Barrister Winery, on the south side of the railroad tracks that slice through Spokane, is located in an out-of-the-way historic (1906-1910) brick building that was used to house new cars as they came off of the train way back when; the service elevator for the winery is huge, large enough for the cars from bygone eras therefore large enough for barrels of wine. All the open space required to store and move the cars is now barrel storage, winemaking space and an open gallery large enough to host a crowd of over 200.
Our first visit to the winery several years ago we discovered GPS didn’t recognize their location, taking us to an alley just north of the railroad tracks. Thankfully a police officer patrolled the alley at just that moment and we could ask her for directions. With a chuckle she told us to follow her as it was a very common mistake. We drove out of the alley, turned right under the railroad tracks and right again down another alley (this one south of the tracks), the correct road we needed; this trip we knew right where we were going. Rather than rewrite the story of their path to owning a winery, I suggest you read this Washington Wine Report.
This visit we met with Greg, co-owner and winemaker for Barrister, for a behind the scenes peak at the facilities. Greg and I attended an oak seminar in March which provided the basis of our barrel tasting this visit.
I seem to favor Hungarian oak where my partner in wine and Greg favored the French oak – but we agree there is nothing wrong with the other barrels, it is all personal preference.

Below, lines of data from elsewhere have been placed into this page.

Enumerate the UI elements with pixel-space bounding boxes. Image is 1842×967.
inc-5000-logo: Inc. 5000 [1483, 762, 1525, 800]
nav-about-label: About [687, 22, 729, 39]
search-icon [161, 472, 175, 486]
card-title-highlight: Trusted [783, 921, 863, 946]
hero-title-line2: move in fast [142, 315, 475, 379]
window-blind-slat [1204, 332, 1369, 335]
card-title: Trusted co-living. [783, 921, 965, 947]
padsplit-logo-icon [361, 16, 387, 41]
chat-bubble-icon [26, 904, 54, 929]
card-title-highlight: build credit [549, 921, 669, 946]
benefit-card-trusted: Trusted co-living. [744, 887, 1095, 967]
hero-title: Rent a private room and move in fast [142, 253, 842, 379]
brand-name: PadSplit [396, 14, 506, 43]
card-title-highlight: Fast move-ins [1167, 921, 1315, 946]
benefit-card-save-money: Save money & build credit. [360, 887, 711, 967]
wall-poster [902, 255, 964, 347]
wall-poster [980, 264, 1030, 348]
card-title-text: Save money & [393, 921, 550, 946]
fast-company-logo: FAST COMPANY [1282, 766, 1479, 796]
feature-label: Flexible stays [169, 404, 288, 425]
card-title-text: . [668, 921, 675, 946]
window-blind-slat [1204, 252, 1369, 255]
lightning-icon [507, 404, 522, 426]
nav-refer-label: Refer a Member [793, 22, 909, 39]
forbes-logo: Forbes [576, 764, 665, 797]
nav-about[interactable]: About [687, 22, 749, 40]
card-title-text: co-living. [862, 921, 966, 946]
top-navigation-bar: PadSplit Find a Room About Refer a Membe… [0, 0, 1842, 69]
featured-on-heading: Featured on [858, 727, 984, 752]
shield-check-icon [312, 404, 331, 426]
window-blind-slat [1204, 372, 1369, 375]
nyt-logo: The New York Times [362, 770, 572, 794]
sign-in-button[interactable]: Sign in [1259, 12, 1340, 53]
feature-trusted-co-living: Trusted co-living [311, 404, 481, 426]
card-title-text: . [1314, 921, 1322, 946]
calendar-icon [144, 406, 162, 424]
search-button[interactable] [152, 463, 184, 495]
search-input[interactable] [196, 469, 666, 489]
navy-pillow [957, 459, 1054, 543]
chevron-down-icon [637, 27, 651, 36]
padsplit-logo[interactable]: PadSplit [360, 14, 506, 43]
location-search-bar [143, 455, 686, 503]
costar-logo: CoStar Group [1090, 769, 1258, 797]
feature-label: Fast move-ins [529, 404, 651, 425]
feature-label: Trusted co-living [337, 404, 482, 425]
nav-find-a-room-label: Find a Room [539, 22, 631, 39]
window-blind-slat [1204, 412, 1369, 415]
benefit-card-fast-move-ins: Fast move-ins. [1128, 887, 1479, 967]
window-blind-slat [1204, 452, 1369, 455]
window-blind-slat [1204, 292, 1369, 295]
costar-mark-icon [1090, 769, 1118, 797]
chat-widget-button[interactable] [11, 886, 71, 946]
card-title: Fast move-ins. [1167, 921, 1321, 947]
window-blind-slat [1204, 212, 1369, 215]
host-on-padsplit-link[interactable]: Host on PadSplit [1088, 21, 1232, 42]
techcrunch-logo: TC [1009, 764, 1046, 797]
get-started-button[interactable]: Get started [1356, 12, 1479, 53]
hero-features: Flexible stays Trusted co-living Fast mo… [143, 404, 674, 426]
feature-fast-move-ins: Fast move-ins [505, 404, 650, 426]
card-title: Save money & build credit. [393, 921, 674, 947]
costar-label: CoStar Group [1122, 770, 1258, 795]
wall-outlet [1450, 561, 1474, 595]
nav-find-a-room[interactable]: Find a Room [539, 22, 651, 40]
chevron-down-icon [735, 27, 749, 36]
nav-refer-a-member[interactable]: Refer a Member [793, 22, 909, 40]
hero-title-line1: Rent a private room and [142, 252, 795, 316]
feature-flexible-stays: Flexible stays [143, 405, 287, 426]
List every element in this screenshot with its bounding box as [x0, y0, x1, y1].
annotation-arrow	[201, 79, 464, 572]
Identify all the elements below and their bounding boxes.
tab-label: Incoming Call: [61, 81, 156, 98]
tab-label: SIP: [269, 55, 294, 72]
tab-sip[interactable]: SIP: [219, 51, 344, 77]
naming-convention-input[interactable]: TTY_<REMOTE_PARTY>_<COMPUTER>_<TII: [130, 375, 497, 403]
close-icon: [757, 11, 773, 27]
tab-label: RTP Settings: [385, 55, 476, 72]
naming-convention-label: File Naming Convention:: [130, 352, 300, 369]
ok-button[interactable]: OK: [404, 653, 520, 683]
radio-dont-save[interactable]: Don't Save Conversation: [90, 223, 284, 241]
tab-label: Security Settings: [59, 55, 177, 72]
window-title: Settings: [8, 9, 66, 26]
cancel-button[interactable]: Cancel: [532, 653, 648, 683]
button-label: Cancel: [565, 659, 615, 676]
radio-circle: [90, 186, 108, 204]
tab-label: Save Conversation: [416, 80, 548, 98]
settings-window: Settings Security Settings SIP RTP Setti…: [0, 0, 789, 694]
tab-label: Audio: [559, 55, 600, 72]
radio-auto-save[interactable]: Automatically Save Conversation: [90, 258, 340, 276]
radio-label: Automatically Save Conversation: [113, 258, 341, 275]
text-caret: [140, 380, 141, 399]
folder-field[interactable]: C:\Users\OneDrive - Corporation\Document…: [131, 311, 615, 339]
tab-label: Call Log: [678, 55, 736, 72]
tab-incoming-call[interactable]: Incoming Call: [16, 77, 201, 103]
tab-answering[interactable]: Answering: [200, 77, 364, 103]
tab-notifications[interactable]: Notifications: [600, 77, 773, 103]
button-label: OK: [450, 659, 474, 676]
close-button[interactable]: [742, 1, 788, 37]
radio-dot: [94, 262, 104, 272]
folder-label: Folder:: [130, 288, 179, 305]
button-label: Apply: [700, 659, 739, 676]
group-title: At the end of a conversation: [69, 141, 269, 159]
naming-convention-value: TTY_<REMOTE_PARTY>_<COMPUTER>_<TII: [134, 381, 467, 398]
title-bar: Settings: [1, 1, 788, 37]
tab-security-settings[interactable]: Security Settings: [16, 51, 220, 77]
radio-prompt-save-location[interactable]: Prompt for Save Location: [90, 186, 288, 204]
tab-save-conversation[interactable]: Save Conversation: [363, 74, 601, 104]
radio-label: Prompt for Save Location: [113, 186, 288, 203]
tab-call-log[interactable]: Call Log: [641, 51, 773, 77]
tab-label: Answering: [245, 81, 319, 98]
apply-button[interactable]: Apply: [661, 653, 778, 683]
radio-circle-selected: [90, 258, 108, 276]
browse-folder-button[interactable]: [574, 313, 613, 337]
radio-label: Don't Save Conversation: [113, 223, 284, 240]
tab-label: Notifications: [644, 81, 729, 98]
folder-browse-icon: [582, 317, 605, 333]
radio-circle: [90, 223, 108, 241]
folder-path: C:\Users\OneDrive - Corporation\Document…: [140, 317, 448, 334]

First off we had 2013 Dwelly Merlot from the Walla Walla AVA in each new French and new Hungarian oak. The oak profiles broke down to Hungarian lending a more smokey, anise flavor where the French was herbal and spice. When we blended the two in the glass the smoke, herbs and anise melded beautifully with the intensely rich ripe italian prune.
2013 Bacchus Merlot followed suit with the smokey rich cherry of the Bacchus fruit being the biggest difference.
We were happy to try the 2012 Dionysus Petit Verdot, Barrister’s first, that will be released next Fall.
Naturally we tasted through the bottles on the bar too:
- 2013 Sauvignon Blanc – from Red Mountain’s Klipsun Vineyard, is silky ripe pear and apricot with a fruit-sweet finish that lingers a little
- Rough Justice – NV, ninth vintage, is a blend of Merlot, Syrah, Cabernet Franc, Cabernet Sauvignon, and Petit Verdot a mouth full of ripe berries and a hint of smoke, very smooth from start to finish
- 2011 Cabernet Franc – 80% Cabernet Franc, 20% Cabernet Sauvignon, is an soft, easy drinking with red fruits, a bit of vanilla and spice in the medium finish
- 2012 Bacchus Vineyard Syrah – 85% Syrah, 10% Cabernet Sauvignon, 5% Cabernet Franc, cocoa and cassis on the nose, tobacco and spice with dark fruits smooth and silky with a lovely long finish
- Barrister’s Block Red Blend – select barrels of Columbia Valley’s best grapes, 70% Cabernet Sauvignon, 16% Merlot, 14% Syrah, opens with a vanilla and smoke nose, ripe dark fruits and spice with Barrister’s smooth tannins highlighting the fruit in the lingering finish
- 2013 Summitview Malbec – a second release of Malbec with delicious ripe fruit, smooth body and spicy finish
It was Barrister Winery’s 2007 Cabernet Franc, their flagship wine, that proved the turning point in our lives as my partner in wine became a true ‘believer’ in wine over a barbecue dinner of t-bone steak, grilled potatoes and salad with a dessert of home made brownies. The four of us at dinner really enjoyed the wine, but Hubby was taken by surprise at how the wine and the dinner were equally enhanced by the other. As dessert was served we each had a small amount of wine left; the chocolate and wine didn’t compete, they were a match made in heaven. That meal is still talked about, that wine, especially that vintage, is still a favorite. We came home with the wines we know we can’t pick up in the grocery store.